Calculating linear acceleration from torque in a car For fun, I'm trying to play with really simple simulation of a Tesla Model 3. Modeling its acceleration and such. But I've hit a roadblock early on despite validating my math several times.
What I want to do is find the car's velocity at a time $t$ given the motor's torque, wheel radius, and mass.
When I look up values for this car, here's what I get:

*

*Peak torque: $\tau = 639\ \text{N}\cdot\text{m}$

*Mass: $m = 1800\ \text{kg}$

*Wheel radius: $R = 0.2413\ \text{m}$
Here's how I'm calculating acceleration:
$$
F = \frac{\tau}{R} \\
a = F/m \\
a = \frac{\tau}{Rm}
$$
Considering that I'm modeling torque as constant, acceleration will also be constant, which means:
$$
v(t) = at = \frac{\tau}{Rm}t
$$
However, when I plug in $t = 3.2$ (the Model 3 accelerates from 0-60mph in 3.2 seconds), the velocity is only $\text{4.7 m/s}$. It should be closer to $\text{30 m/s}$. Where is this discrepancy coming from?

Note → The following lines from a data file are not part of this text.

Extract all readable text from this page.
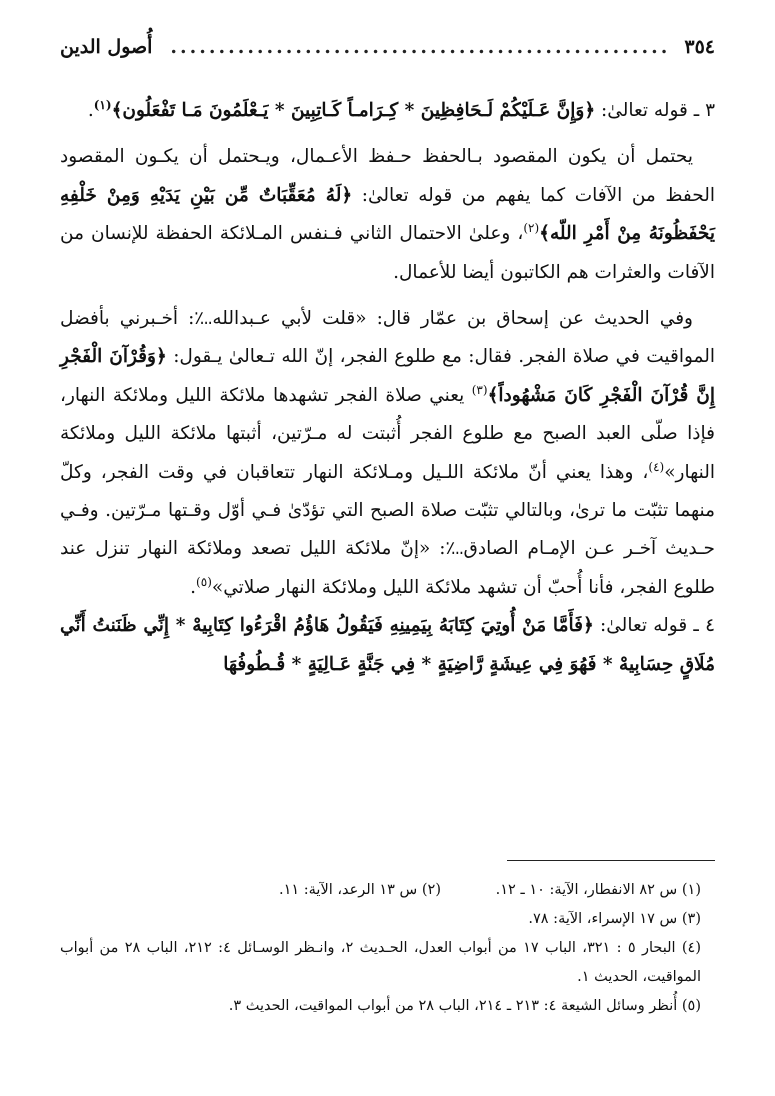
٣٥٤
.....
أُصول الدين

٣ ـ قوله تعالىٰ: ﴿وَإِنَّ عَـلَيْكُمْ لَـحَافِظِينَ * كِـرَامـاً كَـاتِبِينَ * يَـعْلَمُونَ مَـا تَفْعَلُون﴾$^{(١)}$.

يحتمل أن يكون المقصود بـالحفظ حـفظ الأعـمال، ويـحتمل أن يكـون المقصود الحفظ من الآفات كما يفهم من قوله تعالىٰ: ﴿لَهُ مُعَقِّبَاتٌ مِّن بَيْنِ يَدَيْهِ وَمِنْ خَلْفِهِ يَحْفَظُونَهُ مِنْ أَمْرِ اللّه﴾$^{(٢)}$، وعلىٰ الاحتمال الثاني فـنفس المـلائكة الحفظة للإنسان من الآفات والعثرات هم الكاتبون أيضا للأعمال.

وفي الحديث عن إسحاق بن عمّار قال: «قلت لأبي عـبدالله؊: أخـبرني بأفضل المواقيت في صلاة الفجر. فقال: مع طلوع الفجر، إنّ الله تـعالىٰ يـقول: ﴿وَقُرْآنَ الْفَجْرِ إِنَّ قُرْآنَ الْفَجْرِ كَانَ مَشْهُوداً﴾$^{(٣)}$ يعني صلاة الفجر تشهدها ملائكة الليل وملائكة النهار، فإذا صلّى العبد الصبح مع طلوع الفجر أُثبتت له مـرّتين، أثبتها ملائكة الليل وملائكة النهار»$^{(٤)}$، وهذا يعني أنّ ملائكة اللـيل ومـلائكة النهار تتعاقبان في وقت الفجر، وكلّ منهما تثبّت ما ترىٰ، وبالتالي تثبّت صلاة الصبح التي تؤدّىٰ فـي أوّل وقـتها مـرّتين. وفـي حـديث آخـر عـن الإمـام الصادق؊: «إنّ ملائكة الليل تصعد وملائكة النهار تنزل عند طلوع الفجر، فأنا أُحبّ أن تشهد ملائكة الليل وملائكة النهار صلاتي»$^{(٥)}$.

٤ ـ قوله تعالىٰ: ﴿فَأَمَّا مَنْ أُوتِيَ كِتَابَهُ بِيَمِينِهِ فَيَقُولُ هَاؤُمُ اقْرَءُوا كِتَابِيهْ * إِنِّي ظَنَنتُ أَنِّي مُلَاقٍ حِسَابِيهْ * فَهُوَ فِي عِيشَةٍ رَّاضِيَةٍ * فِي جَنَّةٍ عَـالِيَةٍ * قُـطُوفُهَا

(١) س ٨٢ الانفطار، الآية: ١٠ ـ ١٢.
(٢) س ١٣ الرعد، الآية: ١١.
(٣) س ١٧ الإسراء، الآية: ٧٨.
(٤) البحار ٥ : ٣٢١، الباب ١٧ من أبواب العدل، الحـديث ٢، وانـظر الوسـائل ٤: ٢١٢، الباب ٢٨ من أبواب المواقيت، الحديث ١.
(٥) أُنظر وسائل الشيعة ٤: ٢١٣ ـ ٢١٤، الباب ٢٨ من أبواب المواقيت، الحديث ٣.
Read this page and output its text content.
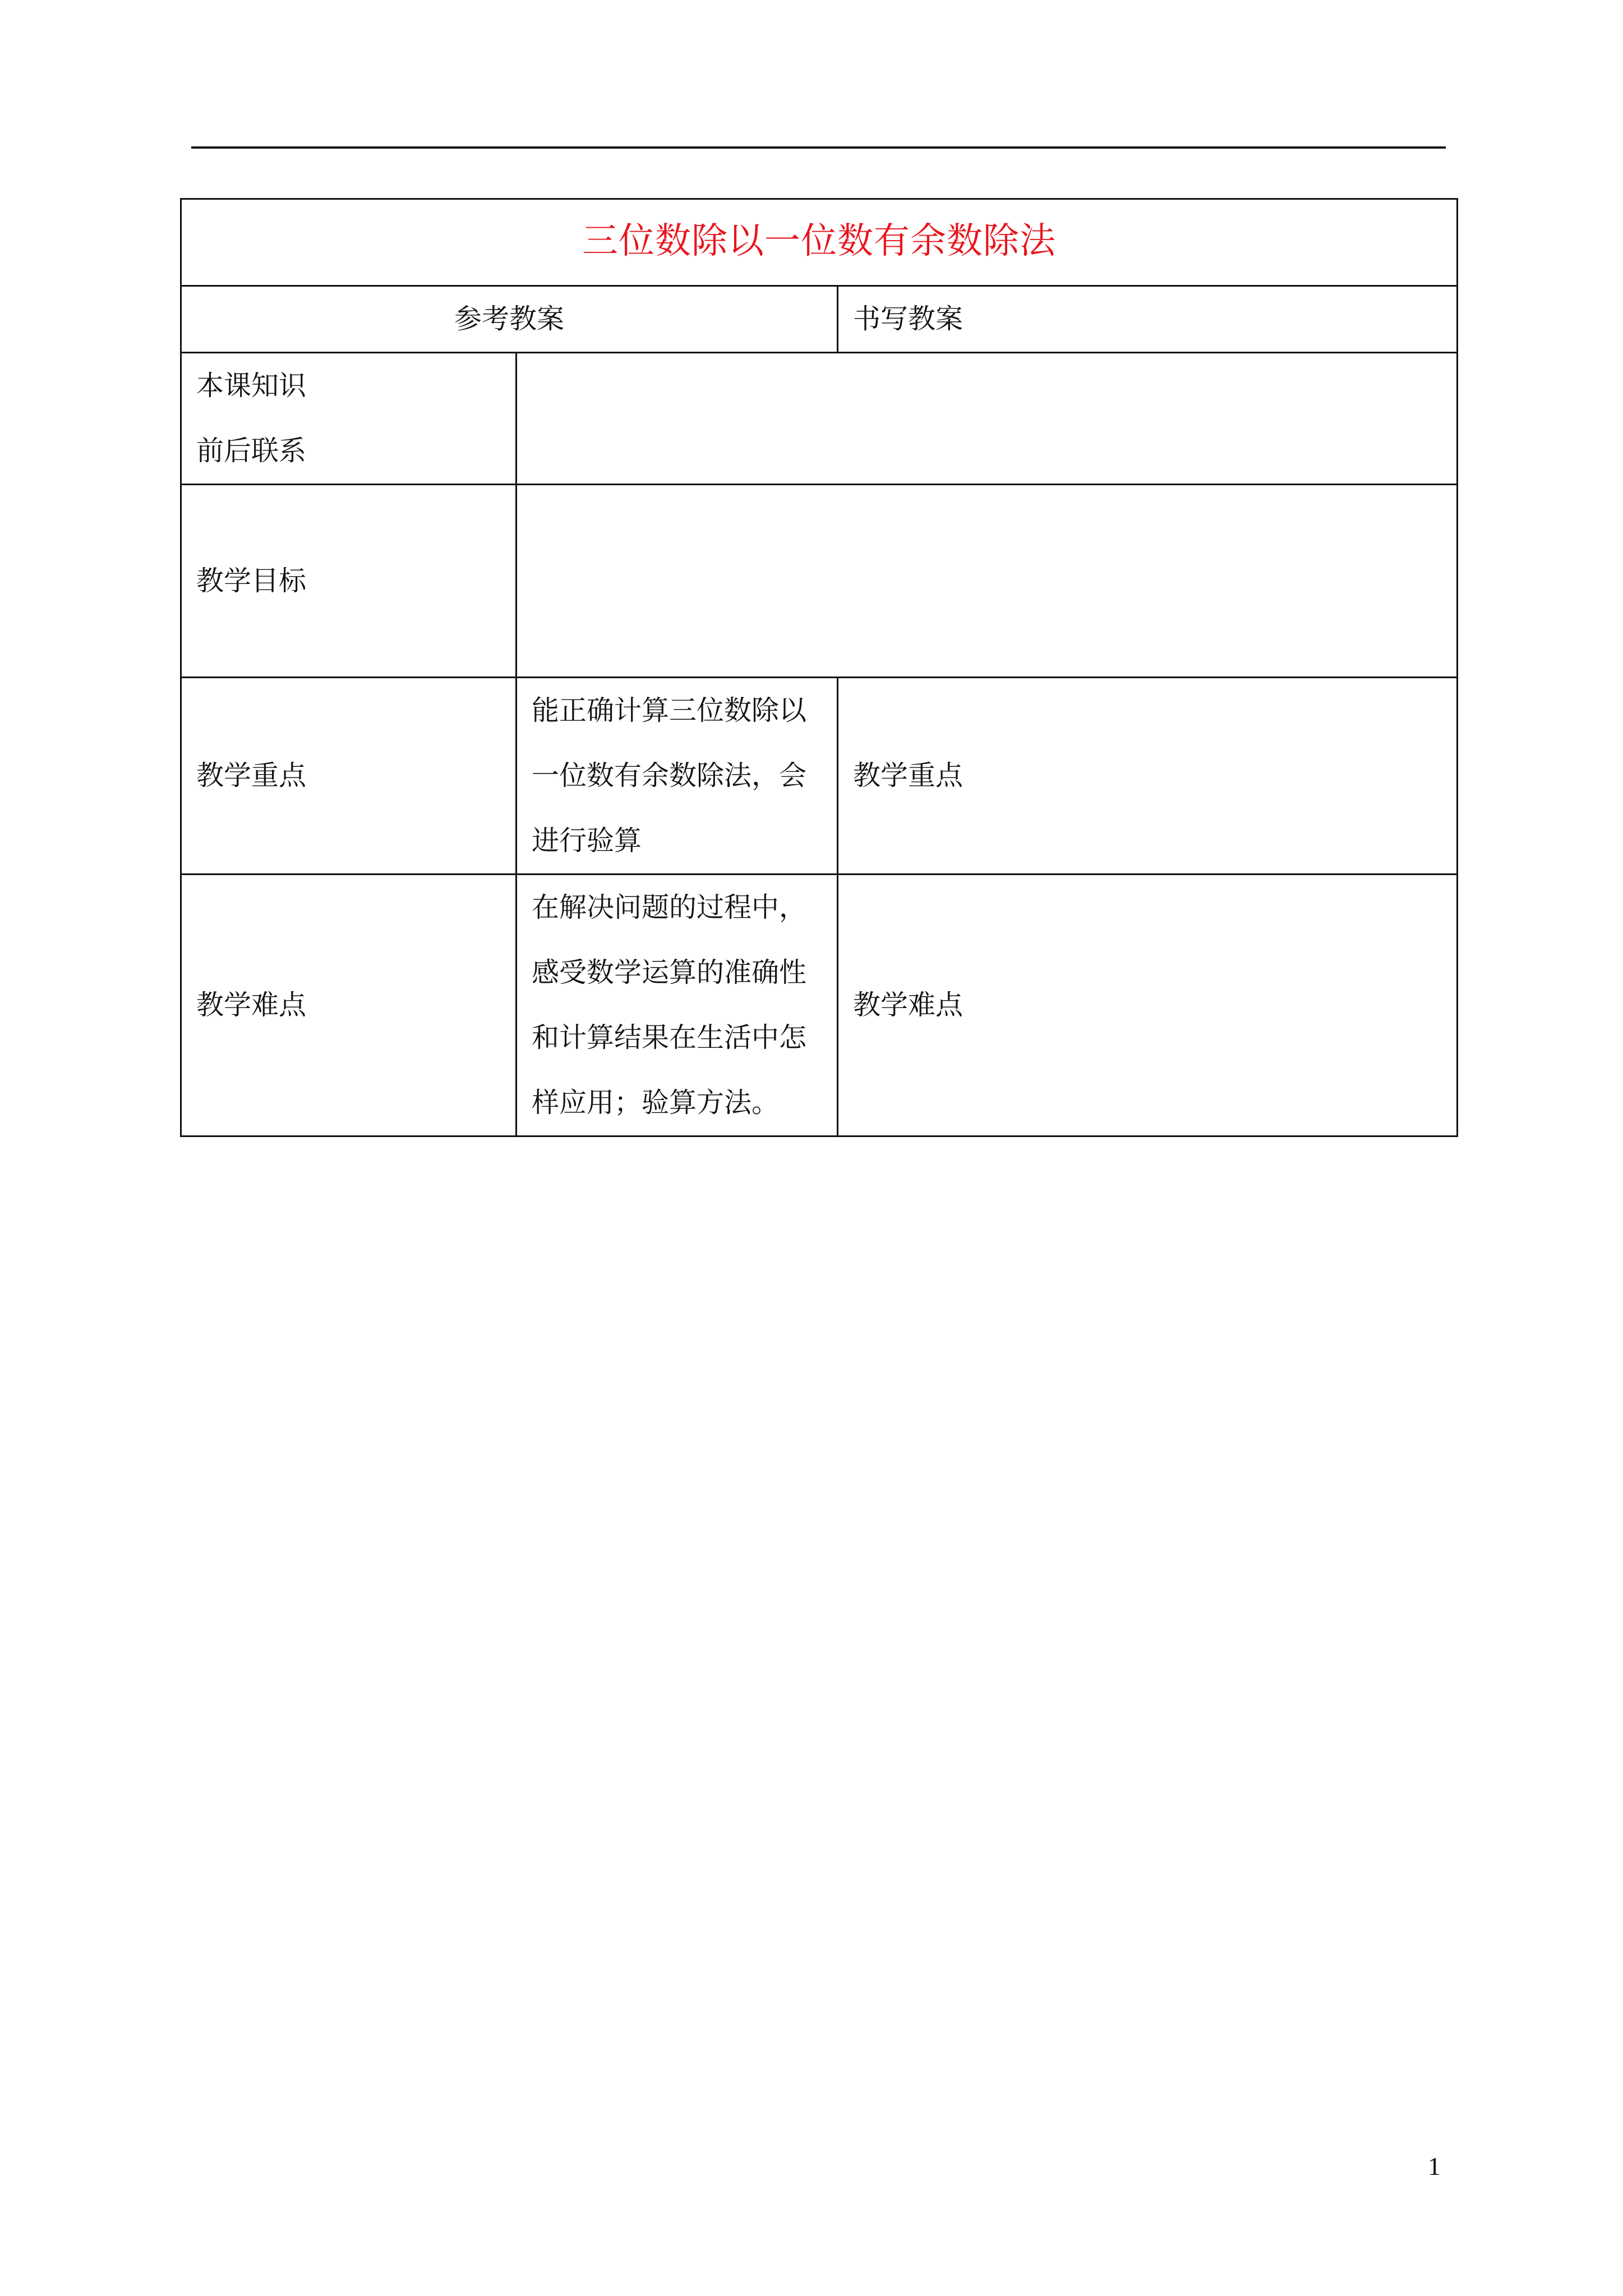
三位数除以一位数有余数除法		
参考教案		书写教案

本课知识
前后联系		

教学目标		
教学重点	能正确计算三位数除以
一位数有余数除法，会
进行验算	教学重点
教学难点	在解决问题的过程中，
感受数学运算的准确性
和计算结果在生活中怎
样应用；验算方法。	教学难点
1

Are the official numbers I found simply wrong?
 A: What you need is the whole torque curve (torque vs. speed of the motor).

These are quite complex, but there are distinct stages. First, there is a constant torque, then at about 45 mph the motor transitions to constant power, and over 75 mph to some other form of less power.
To calculate acceleration you have to know the power $P$ produced at speed $v$ and then calculate (in compatible units)
$$ a = \frac{P}{m v} $$
(The above ignores air resistance for now)
Next you can calculate the time to reach a certain speed with $$t = \int \frac{1}{a}\,{\rm d}v$$
or you can calculate the distance needed to reach a certain speed with $$ x = \int \frac{v}{a}\,{\rm d}v$$

*

*Constant Torque - The power at every speed $v$ is a straight line with a general equation of $P = c_1 v$. Specifically at speed $v_1$ the power is $P_1$ so $c_1 = P_1/v_1$.  The solution is trivial with $$\begin{aligned} t & = \frac{m v}{c_1} & x & = \frac{m v^2}{2 c_1} \end{aligned}$$ this carries up to speed $v_1$ at which point $t_1 = \frac{m v_1^2}{P_1}$ and $x_1 = \frac{m v_1^3}{2 P_1}$.


*Constant Power - The power at every speed $v$ is constant $P = P_1$. The solution now is $$\begin{aligned} t & = t_1 + \frac{m (v^2-v_1^2)}{2 P_1} & x & = x_1 + \frac{m (v^3-v_1^3)}{3 P_1} \end{aligned}$$ this carries up to speed $v_2$ at which point $t_2 = \frac{m (v_2^2+v_1^2)}{2 P_1}$ and $x_2 = \frac{m ( v_1^3+2 v_2^3)}{6 P_1}$.


*Diminishing Power - Since we don't know the form of the curve here, and at these speeds aerodynamics become dominant, the analysis stops here.

Appendix
To help in unit conversions consider the following calculation for acceleration from power and speed
$$\frac{270\,\mathrm{hp}}{4400\,\mathrm{lbm}\cdot 50\,\mathrm{mph}}=4.513\,\mathrm{m/s^2}$$